Pakistan’s Prospects

For Pakistan, the benefits of CPEC have already started showing. Similar to China, Pakistan’s relationship with United States is deteriorating. The country needs to prosper economically, making it less reliant on the United States. The economic corridor will provide Pakistan with the perfect opportunity to stabilize itself economically while cultivating ties with its neighbors.

The world’s largest explosives manufacturer, Beijing Auxin Chemical Technology Limited, is all set to establish a plant in the country. The company will manufacture emulsion explosives which will “meet the future demand of explosives and blasting accessories in the light of CPEC, large-scale mining and hydroelectric projects.”

On the other hand, energy production being the current core concern of development authorities of Pakistan, is expected take a major leap forward.
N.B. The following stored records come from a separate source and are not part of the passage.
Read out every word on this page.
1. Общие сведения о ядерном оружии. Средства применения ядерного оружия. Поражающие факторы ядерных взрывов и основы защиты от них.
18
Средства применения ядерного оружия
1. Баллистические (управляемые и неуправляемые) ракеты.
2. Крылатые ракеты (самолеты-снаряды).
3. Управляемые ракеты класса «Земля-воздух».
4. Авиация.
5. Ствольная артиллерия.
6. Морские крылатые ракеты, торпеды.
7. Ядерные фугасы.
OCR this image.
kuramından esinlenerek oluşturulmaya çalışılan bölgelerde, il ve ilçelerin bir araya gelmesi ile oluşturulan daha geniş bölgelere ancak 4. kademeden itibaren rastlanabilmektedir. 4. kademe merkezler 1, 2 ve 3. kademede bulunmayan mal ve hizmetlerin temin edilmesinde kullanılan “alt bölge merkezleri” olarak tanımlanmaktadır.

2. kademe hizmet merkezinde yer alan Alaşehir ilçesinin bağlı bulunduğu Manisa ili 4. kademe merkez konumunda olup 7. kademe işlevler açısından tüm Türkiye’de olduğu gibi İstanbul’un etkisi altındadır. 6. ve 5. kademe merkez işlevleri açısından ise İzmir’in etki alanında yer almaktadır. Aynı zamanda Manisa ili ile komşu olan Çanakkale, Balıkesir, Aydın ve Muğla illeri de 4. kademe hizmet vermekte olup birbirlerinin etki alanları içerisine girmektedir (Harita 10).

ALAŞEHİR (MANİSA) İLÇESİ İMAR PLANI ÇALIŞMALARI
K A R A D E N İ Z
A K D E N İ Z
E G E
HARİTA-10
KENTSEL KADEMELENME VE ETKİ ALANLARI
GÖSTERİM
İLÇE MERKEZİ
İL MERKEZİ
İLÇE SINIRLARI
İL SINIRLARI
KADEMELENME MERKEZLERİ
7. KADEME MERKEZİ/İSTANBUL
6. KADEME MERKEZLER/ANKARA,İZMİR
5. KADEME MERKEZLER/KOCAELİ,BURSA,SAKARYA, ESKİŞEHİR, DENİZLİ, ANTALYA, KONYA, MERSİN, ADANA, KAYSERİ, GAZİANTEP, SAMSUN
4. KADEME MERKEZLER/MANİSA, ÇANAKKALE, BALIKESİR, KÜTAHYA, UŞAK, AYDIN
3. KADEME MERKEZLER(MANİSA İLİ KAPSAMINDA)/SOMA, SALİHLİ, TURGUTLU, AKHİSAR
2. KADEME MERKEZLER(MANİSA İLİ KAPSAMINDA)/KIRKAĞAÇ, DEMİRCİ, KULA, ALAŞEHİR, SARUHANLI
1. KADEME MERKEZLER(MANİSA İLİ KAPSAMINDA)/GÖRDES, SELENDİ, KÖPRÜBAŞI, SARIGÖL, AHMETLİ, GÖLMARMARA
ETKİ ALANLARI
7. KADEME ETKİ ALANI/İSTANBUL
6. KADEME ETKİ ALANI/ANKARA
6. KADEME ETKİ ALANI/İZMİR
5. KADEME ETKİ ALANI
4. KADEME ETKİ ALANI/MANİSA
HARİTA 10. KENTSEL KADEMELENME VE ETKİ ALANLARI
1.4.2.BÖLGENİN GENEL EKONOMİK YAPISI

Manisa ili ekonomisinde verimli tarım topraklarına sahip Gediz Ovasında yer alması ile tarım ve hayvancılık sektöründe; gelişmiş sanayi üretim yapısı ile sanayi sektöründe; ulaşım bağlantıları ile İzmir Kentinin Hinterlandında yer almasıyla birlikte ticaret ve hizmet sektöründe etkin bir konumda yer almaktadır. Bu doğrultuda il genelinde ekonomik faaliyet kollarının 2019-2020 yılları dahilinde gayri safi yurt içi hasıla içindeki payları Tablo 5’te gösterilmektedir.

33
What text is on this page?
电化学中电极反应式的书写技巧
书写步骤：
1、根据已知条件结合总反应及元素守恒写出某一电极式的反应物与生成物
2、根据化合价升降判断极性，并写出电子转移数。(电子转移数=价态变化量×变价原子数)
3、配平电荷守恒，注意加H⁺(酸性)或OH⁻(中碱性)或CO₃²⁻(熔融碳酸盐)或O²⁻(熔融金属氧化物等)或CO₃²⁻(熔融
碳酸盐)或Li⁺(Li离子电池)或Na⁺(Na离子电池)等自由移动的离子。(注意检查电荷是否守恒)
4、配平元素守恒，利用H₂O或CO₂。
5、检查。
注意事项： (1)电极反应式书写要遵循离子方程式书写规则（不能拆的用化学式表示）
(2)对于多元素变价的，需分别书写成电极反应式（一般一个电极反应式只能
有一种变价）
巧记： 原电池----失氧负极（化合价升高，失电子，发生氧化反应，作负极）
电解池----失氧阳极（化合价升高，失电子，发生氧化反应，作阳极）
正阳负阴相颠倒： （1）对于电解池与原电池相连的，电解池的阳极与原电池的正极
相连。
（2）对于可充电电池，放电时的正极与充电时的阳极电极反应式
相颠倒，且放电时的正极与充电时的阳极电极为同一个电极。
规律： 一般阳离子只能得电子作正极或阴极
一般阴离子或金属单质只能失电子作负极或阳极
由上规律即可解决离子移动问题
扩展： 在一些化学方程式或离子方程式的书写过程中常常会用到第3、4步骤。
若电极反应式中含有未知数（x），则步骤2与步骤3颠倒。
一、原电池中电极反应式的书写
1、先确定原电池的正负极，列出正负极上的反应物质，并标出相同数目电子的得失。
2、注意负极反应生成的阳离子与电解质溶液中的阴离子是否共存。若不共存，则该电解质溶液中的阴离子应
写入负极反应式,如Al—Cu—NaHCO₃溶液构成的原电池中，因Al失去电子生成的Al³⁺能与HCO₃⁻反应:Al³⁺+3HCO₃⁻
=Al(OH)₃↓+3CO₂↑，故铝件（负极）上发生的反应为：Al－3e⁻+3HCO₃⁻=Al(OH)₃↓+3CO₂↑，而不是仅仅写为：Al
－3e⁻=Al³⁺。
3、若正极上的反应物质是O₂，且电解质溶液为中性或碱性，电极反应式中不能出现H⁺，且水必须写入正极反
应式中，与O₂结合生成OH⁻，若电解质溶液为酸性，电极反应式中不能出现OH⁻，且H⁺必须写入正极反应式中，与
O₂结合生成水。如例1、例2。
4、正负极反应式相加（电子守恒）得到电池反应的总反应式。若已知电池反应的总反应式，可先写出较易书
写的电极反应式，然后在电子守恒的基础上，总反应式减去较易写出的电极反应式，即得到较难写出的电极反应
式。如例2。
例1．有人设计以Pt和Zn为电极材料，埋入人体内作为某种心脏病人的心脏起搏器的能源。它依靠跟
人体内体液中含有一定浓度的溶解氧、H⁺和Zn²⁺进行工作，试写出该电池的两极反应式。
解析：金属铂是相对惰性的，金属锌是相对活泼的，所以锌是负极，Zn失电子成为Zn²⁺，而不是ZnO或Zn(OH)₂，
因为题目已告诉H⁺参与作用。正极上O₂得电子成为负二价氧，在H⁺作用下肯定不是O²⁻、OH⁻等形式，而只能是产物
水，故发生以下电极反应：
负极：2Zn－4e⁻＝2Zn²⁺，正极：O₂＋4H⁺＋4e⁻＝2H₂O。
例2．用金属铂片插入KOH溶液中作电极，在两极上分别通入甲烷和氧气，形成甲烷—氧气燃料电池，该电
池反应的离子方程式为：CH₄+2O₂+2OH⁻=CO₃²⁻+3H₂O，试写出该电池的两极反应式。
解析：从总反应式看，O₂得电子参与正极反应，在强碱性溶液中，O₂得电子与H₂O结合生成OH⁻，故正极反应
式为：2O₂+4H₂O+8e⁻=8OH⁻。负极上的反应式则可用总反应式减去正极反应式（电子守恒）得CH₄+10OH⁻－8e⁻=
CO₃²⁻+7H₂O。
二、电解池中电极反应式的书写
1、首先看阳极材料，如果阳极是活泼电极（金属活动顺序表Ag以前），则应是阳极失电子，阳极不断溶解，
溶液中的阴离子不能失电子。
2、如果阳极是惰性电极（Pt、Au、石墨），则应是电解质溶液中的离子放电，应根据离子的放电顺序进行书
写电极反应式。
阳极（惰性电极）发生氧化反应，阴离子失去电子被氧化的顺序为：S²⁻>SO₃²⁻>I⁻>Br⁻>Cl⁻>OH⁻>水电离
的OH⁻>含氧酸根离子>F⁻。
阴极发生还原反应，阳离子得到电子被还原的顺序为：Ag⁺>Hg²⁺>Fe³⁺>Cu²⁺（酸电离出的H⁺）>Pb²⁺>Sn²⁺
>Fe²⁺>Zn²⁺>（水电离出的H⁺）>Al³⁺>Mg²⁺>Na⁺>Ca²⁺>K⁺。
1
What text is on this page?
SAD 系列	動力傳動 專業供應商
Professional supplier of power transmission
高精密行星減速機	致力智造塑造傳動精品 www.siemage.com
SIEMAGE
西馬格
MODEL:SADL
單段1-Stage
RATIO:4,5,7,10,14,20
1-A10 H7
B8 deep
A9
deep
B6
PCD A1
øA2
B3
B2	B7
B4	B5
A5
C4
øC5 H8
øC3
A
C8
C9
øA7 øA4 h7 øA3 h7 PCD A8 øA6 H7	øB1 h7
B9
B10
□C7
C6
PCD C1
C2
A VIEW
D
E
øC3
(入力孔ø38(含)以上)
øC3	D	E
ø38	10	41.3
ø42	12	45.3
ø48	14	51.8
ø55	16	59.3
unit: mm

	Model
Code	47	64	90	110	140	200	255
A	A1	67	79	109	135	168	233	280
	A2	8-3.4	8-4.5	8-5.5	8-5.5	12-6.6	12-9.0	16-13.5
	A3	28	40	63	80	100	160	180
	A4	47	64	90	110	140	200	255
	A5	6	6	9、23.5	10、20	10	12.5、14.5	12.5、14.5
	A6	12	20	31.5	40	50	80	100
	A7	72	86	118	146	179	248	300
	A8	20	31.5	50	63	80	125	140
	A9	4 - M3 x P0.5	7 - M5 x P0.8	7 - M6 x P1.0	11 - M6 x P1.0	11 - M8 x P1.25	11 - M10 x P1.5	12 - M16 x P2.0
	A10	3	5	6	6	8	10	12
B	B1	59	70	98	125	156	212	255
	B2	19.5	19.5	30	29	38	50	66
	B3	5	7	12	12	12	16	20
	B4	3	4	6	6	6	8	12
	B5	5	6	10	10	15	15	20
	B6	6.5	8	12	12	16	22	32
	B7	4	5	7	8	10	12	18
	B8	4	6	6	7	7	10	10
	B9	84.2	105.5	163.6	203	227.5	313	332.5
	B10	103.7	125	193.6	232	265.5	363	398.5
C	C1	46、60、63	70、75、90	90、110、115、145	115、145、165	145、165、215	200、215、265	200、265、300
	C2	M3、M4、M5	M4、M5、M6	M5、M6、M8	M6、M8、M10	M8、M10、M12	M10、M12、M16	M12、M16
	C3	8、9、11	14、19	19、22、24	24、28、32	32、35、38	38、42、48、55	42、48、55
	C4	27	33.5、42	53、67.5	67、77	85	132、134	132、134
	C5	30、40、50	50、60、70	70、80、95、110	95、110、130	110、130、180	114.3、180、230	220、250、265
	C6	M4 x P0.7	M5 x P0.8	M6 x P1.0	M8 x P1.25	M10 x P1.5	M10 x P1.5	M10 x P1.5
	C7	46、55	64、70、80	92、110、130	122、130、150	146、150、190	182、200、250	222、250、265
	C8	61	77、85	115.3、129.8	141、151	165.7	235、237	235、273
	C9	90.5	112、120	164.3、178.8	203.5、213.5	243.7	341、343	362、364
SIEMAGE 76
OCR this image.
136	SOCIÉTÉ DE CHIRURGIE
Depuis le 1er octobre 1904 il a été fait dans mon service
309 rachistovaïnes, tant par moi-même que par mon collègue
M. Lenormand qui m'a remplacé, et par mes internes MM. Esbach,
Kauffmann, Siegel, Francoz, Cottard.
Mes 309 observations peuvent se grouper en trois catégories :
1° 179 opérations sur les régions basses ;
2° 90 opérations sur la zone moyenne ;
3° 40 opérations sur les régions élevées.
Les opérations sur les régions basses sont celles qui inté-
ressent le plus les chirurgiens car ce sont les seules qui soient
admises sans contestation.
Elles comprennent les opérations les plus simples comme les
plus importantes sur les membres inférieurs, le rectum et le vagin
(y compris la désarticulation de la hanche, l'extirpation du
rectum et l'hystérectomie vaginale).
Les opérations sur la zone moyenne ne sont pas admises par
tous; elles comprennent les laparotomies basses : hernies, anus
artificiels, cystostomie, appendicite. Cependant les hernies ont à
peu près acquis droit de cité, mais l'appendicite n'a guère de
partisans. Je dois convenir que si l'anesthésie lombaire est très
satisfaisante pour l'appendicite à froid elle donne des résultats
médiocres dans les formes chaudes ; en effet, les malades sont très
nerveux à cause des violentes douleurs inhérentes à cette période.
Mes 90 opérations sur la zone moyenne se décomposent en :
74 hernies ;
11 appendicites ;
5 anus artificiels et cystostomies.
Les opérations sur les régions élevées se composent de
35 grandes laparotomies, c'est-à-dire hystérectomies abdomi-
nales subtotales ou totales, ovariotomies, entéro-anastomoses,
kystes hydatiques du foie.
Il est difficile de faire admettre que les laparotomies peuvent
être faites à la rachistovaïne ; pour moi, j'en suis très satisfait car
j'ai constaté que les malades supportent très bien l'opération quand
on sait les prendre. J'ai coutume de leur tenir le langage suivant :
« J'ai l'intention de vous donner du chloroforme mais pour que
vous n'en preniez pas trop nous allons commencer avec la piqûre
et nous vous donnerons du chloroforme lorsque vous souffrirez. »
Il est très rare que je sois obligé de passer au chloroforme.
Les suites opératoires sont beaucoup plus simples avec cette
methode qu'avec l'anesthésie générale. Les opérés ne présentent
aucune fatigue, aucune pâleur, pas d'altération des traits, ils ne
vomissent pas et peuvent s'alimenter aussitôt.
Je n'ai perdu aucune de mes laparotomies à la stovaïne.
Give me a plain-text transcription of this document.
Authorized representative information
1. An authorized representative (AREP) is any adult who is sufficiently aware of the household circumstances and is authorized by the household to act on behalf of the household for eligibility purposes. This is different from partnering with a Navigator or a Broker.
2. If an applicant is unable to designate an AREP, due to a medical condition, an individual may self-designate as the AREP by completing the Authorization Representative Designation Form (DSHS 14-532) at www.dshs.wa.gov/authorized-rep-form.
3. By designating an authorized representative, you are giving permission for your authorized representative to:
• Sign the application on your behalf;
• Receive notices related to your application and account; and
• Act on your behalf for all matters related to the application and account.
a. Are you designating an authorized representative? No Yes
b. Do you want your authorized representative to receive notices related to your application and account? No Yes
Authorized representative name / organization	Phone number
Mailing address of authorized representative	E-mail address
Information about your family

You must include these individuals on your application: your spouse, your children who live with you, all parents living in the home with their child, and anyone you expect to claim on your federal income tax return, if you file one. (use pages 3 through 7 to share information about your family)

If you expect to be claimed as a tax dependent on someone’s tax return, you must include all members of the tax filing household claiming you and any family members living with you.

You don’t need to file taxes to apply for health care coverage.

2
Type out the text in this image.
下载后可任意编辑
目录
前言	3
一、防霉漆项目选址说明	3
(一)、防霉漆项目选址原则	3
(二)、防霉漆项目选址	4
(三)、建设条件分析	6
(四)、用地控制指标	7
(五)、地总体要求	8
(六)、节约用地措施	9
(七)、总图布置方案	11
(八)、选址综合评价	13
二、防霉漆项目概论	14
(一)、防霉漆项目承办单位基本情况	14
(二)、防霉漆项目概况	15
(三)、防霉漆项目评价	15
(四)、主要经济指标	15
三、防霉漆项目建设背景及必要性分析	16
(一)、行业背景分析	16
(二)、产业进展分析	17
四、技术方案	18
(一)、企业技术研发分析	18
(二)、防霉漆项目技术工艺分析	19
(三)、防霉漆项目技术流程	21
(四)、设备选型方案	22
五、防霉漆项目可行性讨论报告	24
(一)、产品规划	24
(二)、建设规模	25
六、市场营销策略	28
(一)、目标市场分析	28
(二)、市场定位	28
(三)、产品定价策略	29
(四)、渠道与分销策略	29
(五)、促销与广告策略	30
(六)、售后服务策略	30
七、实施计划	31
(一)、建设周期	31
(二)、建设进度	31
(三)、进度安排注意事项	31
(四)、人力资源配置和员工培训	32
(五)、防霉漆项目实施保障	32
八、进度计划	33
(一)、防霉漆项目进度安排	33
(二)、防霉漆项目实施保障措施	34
The Thar Coal Projects have been lined up as priority projects as part of CPEC, which in combination with two other harvest projects will be able to generate up to 2400 megawatts of power by the year 2018.

An agreement for the Lahore Orange Line Metro Project was also concluded earlier this April. According to a web release by Norinco, a pioneer and leader of Chinese military trade, this multi-million dollar deal marks the first urban rail transit project in Pakistan under the “One Belt, One Road” Chinese framework.

Apart from the obvious benefits to Pakistan’s power production, logistics, transportation, communication, and freight handling industries, CPEC will also immensely benefit the country’s real estate running along the trade corridor.

According to Zeeshan Ali Khan, CEO of, “The CPEC’s positive effects on Pakistan’s real estate sector have already started showing. Gwadar, the town at the center of the trade commotion, has started witnessing a heightened demand in anticipation of better times to come as property prices have spiked by more than 200% in just a few months.”

While the real estate sector grows exponentially, Pakistan’s Minister of Commerce Khurram Dastagir Khan also offered the countries making up the Shanghai Cooperation Organisation (SCO) access to Pakistani ports to gain access to seaways from the Arabian Sea when the China-Pakistan Economic Corridor (CPEC) becomes functional.

With all this development going on, the China-Pakistan-Iran trilateral in South Asia is looking up and huge affinities in inter-regional trade could be just around the corner.

Iran’s decision to join CPEC would not only usher in an era of improved standard living across the Sistan-Balochistan region by facilitating trade between Islamabad, Beijing, and Tehran, but also provide a cost-effective gateway to the Gulf region for other Asian countries like Russia and even India.